Hammett left a little early to witness the birth of a prolific criminal career a few blocks away, at the corner of Calvert Street and Lexington Avenue, where John Dillinger was arrested for trying to pawn a stolen watch in 1923-his first felony-but even in Hammett's day, Baltimore's Block, the vice-friendly district now confined to a couple of blocks of East Baltimore Street, had garnered itself an international reputation as the place to go for a bawdy night out.

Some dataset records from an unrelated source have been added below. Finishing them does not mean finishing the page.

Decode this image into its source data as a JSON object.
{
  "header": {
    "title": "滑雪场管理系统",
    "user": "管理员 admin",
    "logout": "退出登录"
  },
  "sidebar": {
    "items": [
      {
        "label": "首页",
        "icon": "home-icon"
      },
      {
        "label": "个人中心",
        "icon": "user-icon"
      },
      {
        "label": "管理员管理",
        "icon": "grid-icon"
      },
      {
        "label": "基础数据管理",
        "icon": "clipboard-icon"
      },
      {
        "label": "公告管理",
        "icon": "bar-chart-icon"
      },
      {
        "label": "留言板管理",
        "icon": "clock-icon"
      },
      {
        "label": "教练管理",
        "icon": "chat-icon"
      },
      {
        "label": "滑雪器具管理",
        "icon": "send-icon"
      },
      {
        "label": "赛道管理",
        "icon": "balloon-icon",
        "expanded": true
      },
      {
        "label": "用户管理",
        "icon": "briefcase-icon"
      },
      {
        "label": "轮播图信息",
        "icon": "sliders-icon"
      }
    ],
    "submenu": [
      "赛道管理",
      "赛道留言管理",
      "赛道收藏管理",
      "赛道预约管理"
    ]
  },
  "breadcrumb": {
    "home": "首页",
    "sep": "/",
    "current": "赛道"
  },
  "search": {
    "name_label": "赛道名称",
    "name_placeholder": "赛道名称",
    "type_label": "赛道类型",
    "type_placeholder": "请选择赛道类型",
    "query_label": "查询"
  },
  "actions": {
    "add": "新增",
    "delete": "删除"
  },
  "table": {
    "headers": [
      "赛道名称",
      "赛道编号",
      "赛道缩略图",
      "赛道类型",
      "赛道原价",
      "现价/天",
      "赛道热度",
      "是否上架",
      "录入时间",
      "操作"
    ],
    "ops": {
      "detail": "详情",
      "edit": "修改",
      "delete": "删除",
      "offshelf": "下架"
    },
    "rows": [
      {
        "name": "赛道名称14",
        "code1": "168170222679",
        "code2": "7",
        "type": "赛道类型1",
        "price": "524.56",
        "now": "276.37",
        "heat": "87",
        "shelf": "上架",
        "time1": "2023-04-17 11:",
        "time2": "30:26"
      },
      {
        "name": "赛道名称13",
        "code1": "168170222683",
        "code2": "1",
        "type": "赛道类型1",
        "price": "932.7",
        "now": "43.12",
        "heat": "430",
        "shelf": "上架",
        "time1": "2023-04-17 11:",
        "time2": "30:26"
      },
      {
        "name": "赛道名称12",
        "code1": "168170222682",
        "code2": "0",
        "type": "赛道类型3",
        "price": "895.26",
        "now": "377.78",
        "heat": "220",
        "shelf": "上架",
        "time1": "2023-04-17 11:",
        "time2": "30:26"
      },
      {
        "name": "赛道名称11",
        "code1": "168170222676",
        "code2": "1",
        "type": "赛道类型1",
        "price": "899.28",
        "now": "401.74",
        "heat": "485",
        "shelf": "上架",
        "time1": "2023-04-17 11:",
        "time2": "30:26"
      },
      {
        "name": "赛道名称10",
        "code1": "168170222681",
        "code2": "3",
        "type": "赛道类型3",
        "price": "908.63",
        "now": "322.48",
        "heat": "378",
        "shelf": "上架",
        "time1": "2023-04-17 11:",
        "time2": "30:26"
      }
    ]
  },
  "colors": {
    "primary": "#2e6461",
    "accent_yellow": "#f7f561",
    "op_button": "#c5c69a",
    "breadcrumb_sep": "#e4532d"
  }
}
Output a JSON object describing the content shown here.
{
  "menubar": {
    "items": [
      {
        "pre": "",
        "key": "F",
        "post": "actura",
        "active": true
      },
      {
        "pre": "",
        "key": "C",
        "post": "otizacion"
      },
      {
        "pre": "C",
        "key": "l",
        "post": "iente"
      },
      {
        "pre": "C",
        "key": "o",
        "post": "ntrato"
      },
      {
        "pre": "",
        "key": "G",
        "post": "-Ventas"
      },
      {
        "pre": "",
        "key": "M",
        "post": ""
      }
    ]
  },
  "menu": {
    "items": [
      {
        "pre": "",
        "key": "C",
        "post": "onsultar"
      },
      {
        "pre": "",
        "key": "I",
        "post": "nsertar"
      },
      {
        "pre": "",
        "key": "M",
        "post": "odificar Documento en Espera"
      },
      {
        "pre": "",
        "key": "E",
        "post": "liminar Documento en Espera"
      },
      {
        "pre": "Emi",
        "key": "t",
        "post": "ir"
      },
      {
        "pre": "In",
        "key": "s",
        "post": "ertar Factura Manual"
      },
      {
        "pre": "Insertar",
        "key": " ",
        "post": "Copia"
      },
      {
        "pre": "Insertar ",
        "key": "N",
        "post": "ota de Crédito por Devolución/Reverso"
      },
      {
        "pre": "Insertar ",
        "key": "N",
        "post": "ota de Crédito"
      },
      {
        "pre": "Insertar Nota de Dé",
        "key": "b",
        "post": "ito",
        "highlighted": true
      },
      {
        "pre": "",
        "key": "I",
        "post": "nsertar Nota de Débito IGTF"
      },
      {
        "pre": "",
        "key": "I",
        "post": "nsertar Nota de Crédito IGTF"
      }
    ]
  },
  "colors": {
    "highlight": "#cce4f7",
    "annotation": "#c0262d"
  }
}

The Gayety Theatre (405 E. Baltimore St. now home to an adult book store and Larry Flynt's Hustler Club) saw the greats of vaudeville and burlesque, and in later years, stripper Blaze Starr took the stage at her Two O'Clock Club (414 E. Baltimore St., [410] 783-2656, 2oclockclub.com) across the street.
There is no monument to James M. Cain, the author of Double Indemnity and The Postman Always Rings Twice, who worked at The Baltimore Sun, but he spent a lot of time at the home of Baltimore's most treasured man of letters H.L. Mencken, whose house has become a museum to the Bard of Baltimore (H.L. Mencken House, 1524 Hollins St., [410] 396-3523, mencken.org).
In 1974, an ad man came up with "Charm City," and it stuck in a way that more recent slogans haven't. Hidden among the monuments and the fading industry, Baltimore is a city known for its quirks. The inventor of the Ouija Board is buried beneath a statue of his creation at Green Mount Cemetery (1501 Greenmount Ave., [410] 539-0641, greenmountcemetery.com) near the body of John Wilkes Booth, whose grave is unmarked. Johnny Eck, the sideshow performer most famous for his appearance in the movie Freaks, retired to Baltimore to pursue that most local of arts, screen painting (Johnny Eck Museum, 622 N. Milton Ave., johnnyeckmuseum.com).
One of the city's least heralded monuments graces the street outside Union Memorial Hospital (333 N. Calvert St.). A weeping cherry tree stands next to the hospital entrance, a gift from one-time patient Al Capone, who went to Union Memorial in 1939, after Johns Hopkins Hospital turned the gangster away. Union Memorial, it seems, failed to cure his syphilis-he would die of it the following year-but his tree still blooms every spring.